~ Nee, Mama! ~

A Magi Fan fiction

Magi © Ohtaka Shinobu

Nee, Mama! © arichu13

Gaje, AU, abal, OOC, typo(s), yaoi, drabble, nggak lucu, nggak jelas, aneh, forever fail, nggak lucu, melenceng dari judul dan tema, dll /plok

Penusilan banyak yang salah dan nggak enak, soalnya ini emang FF yang nggak enak /whut

Summary: "Nee, Alibaba-kun, punya ibu itu enak, tidak sih?" tanya Aladdin polos. "Aku juga ingin merasakan punya ibu!" / Aladdin penasaran dengan rasanya punya ibu, siapa yang akan dijadikan ibunya?

Family / Humor (?)

Genre-nya salah, saya tahu.

Don't like don't read

Like? Mind to read and review?

Enjoy!


"Nee, Alibaba-kun, punya ibu itu enak, tidak sih?"

"Hah?"


Aladdin berjalan-jalan di siang hari yang cerah itu mengelilingi kota yang tenang itu. Magi kecil berambut biru terkepang rapi itu mengembangkan senyumnya, menatap penduduk kota yang ramah dan bahagia itu, walau banyak diantaranya yang hidup tidak berkecukupan.

"Nee, Mama,"

Tiba-tiba sebuah suara menarik perhatiannya.
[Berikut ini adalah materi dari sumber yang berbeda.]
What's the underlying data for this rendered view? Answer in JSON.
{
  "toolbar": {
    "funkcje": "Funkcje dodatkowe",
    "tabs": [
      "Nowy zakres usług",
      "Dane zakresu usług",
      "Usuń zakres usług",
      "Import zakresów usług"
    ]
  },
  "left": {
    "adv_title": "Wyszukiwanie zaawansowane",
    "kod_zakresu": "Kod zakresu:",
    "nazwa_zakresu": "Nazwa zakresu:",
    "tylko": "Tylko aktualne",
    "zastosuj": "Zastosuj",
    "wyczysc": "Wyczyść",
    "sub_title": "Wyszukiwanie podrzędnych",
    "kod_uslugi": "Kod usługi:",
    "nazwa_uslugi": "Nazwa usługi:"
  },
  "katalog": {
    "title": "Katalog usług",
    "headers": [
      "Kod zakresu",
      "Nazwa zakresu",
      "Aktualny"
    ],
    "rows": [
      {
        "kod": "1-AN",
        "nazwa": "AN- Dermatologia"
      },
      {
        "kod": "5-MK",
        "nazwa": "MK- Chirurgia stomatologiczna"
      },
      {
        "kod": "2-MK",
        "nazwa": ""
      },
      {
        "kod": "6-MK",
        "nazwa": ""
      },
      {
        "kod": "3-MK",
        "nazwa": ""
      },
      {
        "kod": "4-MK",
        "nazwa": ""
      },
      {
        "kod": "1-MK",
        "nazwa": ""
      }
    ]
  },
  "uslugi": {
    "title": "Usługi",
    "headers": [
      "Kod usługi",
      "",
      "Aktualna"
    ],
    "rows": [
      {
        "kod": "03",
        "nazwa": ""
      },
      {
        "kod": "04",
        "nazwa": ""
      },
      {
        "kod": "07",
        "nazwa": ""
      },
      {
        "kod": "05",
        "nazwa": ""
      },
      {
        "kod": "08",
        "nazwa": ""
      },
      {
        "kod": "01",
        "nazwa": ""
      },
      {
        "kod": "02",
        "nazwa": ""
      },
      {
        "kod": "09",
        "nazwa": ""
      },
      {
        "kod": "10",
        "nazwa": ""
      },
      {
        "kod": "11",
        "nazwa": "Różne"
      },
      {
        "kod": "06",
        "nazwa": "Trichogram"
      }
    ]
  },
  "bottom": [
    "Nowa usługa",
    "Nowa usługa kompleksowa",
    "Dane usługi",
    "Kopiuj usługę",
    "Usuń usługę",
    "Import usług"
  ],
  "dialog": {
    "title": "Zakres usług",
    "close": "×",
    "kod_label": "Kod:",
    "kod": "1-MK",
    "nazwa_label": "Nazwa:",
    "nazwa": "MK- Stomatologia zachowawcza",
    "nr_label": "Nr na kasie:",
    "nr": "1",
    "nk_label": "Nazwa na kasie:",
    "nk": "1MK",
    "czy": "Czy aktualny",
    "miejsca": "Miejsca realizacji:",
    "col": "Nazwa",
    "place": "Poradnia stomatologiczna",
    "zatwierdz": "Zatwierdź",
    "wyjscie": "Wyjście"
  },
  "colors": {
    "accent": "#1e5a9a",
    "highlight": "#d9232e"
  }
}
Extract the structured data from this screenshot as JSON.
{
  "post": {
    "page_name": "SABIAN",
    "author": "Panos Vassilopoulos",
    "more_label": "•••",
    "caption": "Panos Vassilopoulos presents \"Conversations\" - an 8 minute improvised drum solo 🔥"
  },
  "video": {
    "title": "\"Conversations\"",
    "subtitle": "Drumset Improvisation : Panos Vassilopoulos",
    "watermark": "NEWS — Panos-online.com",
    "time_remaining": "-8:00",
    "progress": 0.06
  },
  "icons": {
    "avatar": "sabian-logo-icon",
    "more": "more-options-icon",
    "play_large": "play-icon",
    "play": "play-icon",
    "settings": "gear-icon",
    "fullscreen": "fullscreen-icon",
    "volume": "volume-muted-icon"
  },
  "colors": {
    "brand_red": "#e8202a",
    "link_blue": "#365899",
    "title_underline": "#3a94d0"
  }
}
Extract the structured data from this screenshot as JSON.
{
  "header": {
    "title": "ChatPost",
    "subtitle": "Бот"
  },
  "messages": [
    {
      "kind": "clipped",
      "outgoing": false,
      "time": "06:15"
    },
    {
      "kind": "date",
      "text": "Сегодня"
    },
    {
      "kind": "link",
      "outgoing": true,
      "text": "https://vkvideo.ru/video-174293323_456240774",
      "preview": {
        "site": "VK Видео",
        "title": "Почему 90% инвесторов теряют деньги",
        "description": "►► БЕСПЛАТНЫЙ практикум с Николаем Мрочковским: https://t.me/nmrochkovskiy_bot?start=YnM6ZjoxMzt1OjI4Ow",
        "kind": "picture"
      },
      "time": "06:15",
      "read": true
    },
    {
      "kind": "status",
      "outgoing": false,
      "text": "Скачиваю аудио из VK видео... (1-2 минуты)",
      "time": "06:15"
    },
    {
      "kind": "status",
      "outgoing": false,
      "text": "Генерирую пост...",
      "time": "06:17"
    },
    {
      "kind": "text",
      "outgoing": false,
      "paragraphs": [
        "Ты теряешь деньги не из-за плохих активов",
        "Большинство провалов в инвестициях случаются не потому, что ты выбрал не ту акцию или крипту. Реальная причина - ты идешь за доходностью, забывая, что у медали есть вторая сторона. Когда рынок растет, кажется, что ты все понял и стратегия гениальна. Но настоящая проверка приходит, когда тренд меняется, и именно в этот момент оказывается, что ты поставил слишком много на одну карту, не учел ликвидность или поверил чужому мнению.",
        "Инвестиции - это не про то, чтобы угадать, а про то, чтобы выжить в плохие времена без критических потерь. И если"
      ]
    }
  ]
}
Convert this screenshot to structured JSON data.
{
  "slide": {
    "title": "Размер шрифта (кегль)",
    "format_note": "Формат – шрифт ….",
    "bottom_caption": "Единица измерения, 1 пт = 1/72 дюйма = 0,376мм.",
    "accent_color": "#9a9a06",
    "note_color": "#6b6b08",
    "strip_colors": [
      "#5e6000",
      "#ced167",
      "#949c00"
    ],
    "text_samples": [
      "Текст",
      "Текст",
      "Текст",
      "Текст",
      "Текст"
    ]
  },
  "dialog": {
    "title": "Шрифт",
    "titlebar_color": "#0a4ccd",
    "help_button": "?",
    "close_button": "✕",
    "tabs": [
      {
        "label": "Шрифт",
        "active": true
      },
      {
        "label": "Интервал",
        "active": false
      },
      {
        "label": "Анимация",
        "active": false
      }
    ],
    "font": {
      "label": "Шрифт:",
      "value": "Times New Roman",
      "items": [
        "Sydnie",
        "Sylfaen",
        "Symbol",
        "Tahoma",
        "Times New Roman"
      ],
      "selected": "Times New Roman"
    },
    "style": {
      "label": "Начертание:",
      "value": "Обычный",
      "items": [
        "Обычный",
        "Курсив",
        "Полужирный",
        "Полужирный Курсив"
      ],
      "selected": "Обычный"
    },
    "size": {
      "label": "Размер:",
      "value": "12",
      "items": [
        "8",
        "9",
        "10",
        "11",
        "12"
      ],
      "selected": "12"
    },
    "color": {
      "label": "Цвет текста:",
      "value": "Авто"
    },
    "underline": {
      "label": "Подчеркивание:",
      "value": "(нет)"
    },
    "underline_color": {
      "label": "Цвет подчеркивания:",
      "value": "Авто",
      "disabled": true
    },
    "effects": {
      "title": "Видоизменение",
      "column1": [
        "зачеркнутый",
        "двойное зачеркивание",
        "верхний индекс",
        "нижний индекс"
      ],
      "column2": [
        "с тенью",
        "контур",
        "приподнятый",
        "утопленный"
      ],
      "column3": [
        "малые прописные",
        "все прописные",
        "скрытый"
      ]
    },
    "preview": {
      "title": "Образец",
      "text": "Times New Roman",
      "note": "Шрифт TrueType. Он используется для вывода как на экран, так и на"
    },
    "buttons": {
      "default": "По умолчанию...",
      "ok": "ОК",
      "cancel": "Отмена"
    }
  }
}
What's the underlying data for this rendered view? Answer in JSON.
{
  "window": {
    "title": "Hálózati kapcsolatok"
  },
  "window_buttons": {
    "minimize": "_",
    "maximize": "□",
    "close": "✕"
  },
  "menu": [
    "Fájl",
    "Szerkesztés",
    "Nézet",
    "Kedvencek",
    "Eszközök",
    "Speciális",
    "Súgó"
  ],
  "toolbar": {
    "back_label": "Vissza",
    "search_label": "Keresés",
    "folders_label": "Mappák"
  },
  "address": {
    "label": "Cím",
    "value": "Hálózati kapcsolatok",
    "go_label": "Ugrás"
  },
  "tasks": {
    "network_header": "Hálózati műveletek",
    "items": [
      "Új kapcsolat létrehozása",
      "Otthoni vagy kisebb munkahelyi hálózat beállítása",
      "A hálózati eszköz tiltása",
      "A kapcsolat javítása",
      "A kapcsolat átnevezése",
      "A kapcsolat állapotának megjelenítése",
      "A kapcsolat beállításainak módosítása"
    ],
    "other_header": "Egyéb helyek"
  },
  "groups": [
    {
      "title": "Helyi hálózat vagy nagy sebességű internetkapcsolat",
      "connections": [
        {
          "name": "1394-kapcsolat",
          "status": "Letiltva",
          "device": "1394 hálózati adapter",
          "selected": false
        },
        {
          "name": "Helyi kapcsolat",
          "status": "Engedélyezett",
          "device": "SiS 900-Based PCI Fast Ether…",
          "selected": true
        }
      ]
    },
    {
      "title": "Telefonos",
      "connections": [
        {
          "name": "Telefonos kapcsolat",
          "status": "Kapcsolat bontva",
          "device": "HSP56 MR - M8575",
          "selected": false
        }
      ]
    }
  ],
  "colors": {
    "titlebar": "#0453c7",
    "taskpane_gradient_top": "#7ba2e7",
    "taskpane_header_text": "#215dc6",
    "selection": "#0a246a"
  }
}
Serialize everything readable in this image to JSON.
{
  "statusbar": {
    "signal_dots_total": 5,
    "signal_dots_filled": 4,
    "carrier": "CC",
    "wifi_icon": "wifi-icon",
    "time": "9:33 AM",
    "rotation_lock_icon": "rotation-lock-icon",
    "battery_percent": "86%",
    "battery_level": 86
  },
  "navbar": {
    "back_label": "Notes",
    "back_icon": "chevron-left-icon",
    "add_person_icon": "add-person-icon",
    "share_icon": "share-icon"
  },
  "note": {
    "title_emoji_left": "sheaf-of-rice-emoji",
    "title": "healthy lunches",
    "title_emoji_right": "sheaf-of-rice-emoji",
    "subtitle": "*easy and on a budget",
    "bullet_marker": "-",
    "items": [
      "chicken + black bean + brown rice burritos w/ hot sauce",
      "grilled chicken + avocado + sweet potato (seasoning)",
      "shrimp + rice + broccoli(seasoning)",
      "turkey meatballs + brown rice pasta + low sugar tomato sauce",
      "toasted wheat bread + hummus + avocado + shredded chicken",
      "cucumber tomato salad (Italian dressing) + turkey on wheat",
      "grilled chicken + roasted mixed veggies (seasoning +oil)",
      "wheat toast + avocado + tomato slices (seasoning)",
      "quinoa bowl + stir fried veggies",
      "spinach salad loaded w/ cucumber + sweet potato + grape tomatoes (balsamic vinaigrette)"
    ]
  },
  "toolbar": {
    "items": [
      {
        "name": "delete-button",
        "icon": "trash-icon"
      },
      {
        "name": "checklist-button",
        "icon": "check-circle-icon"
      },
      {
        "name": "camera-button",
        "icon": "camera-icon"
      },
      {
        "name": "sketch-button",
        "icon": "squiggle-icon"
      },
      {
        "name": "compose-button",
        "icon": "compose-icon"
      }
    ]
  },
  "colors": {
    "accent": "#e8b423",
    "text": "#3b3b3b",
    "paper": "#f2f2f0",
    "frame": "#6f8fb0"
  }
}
Magi muda itu menoleh dan melihat seorang anak kecil yang kelihatan berusia lima enam tahunan yang memanggil ibunya sambil tersenyum manis. "Ke sini, anakku," ujar sang ibu yang langsung disambut pelukan hangat sang anak. Manis sekali. Suasana hangat menyelimuti keduanya. Walau hidup mereka tampak berkekurangan, tapi mereka tidak kekurangan cinta, dan tampaknya indah sekali. Nyaman sekali.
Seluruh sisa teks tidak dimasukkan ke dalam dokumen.